Prawie dwa razy wyższe opłaty za tranzyt gazu do Europy. Tak Ukraina zamierza odpowiedzieć na zapowiadaną podwyżkę cen rosyjskiego paliwa. - Jeśli gaz mocno zdrożeje, możemy w zamian podnieść opłatę za tranzyt i magazynowanie surowca - powiedział Aleksander Czałyj, zastępca dyrektora sekretariatu prezydenta Ukrainy.
Obustronne podwyżki
Zgodnie z wstępnym planem, cena transportu paliwa ukraińskimi rurociągami może podskoczyć z 1,7 tys. USD za 1 tys. m sześc. do 3 tys. USD. Jeszcze bardziej może wzrosnąć opłata za magazynowanie 1 tys. m sześc. gazu - z 7 do 25 dolarów. Dzięki podwyżce Ukraińcy mogą dodatkowo zarobić 1,61 mld USD na tranzycie oraz 540 mln USD na przechowywaniu surowca w magazynach.

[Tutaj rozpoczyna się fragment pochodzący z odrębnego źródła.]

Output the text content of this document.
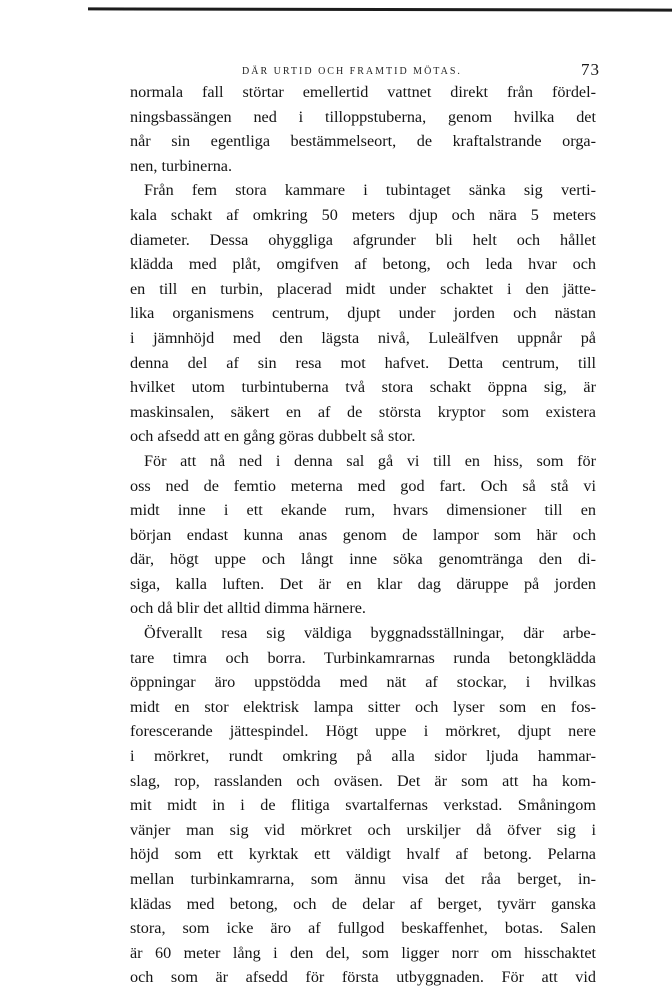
DÄR URTID OCH FRAMTID MÖTAS.	73
normala fall störtar emellertid vattnet direkt från fördel-
ningsbassängen ned i tilloppstuberna, genom hvilka det
når sin egentliga bestämmelseort, de kraftalstrande orga-
nen, turbinerna.
Från fem stora kammare i tubintaget sänka sig verti-
kala schakt af omkring 50 meters djup och nära 5 meters
diameter. Dessa ohyggliga afgrunder bli helt och hållet
klädda med plåt, omgifven af betong, och leda hvar och
en till en turbin, placerad midt under schaktet i den jätte-
lika organismens centrum, djupt under jorden och nästan
i jämnhöjd med den lägsta nivå, Luleälfven uppnår på
denna del af sin resa mot hafvet. Detta centrum, till
hvilket utom turbintuberna två stora schakt öppna sig, är
maskinsalen, säkert en af de största kryptor som existera
och afsedd att en gång göras dubbelt så stor.
För att nå ned i denna sal gå vi till en hiss, som för
oss ned de femtio meterna med god fart. Och så stå vi
midt inne i ett ekande rum, hvars dimensioner till en
början endast kunna anas genom de lampor som här och
där, högt uppe och långt inne söka genomtränga den di-
siga, kalla luften. Det är en klar dag däruppe på jorden
och då blir det alltid dimma härnere.
Öfverallt resa sig väldiga byggnadsställningar, där arbe-
tare timra och borra. Turbinkamrarnas runda betongklädda
öppningar äro uppstödda med nät af stockar, i hvilkas
midt en stor elektrisk lampa sitter och lyser som en fos-
forescerande jättespindel. Högt uppe i mörkret, djupt nere
i mörkret, rundt omkring på alla sidor ljuda hammar-
slag, rop, rasslanden och oväsen. Det är som att ha kom-
mit midt in i de flitiga svartalfernas verkstad. Småningom
vänjer man sig vid mörkret och urskiljer då öfver sig i
höjd som ett kyrktak ett väldigt hvalf af betong. Pelarna
mellan turbinkamrarna, som ännu visa det råa berget, in-
klädas med betong, och de delar af berget, tyvärr ganska
stora, som icke äro af fullgod beskaffenhet, botas. Salen
är 60 meter lång i den del, som ligger norr om hisschaktet
och som är afsedd för första utbyggnaden. För att vid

To dobra wiadomość jedynie dla państwowego koncernu Naftogaz. Pozostałe ukraińskie przedsiębiorstwa będą musiały zmierzyć się z drastyczną podwyżką cen gazu, która może towarzyszyć zmianie taryf za tranzyt.
Niedawno Siergiej Ławrow, minister spraw zagranicznych Rosji, zapowiedział, że w przyszłym roku Rosja będzie sprzedawać Ukraińcom gaz po znacznie wyższych stawkach. Z informacji dziennika "Kommiersant" wynika, że Kijów od stycznia 2009 r. będzie płacił za błękitne paliwo 400 USD za 1 tys. m sześc. Obecnie Gazprom sprzedaje paliwo Ukraińcom po 179,5 USD.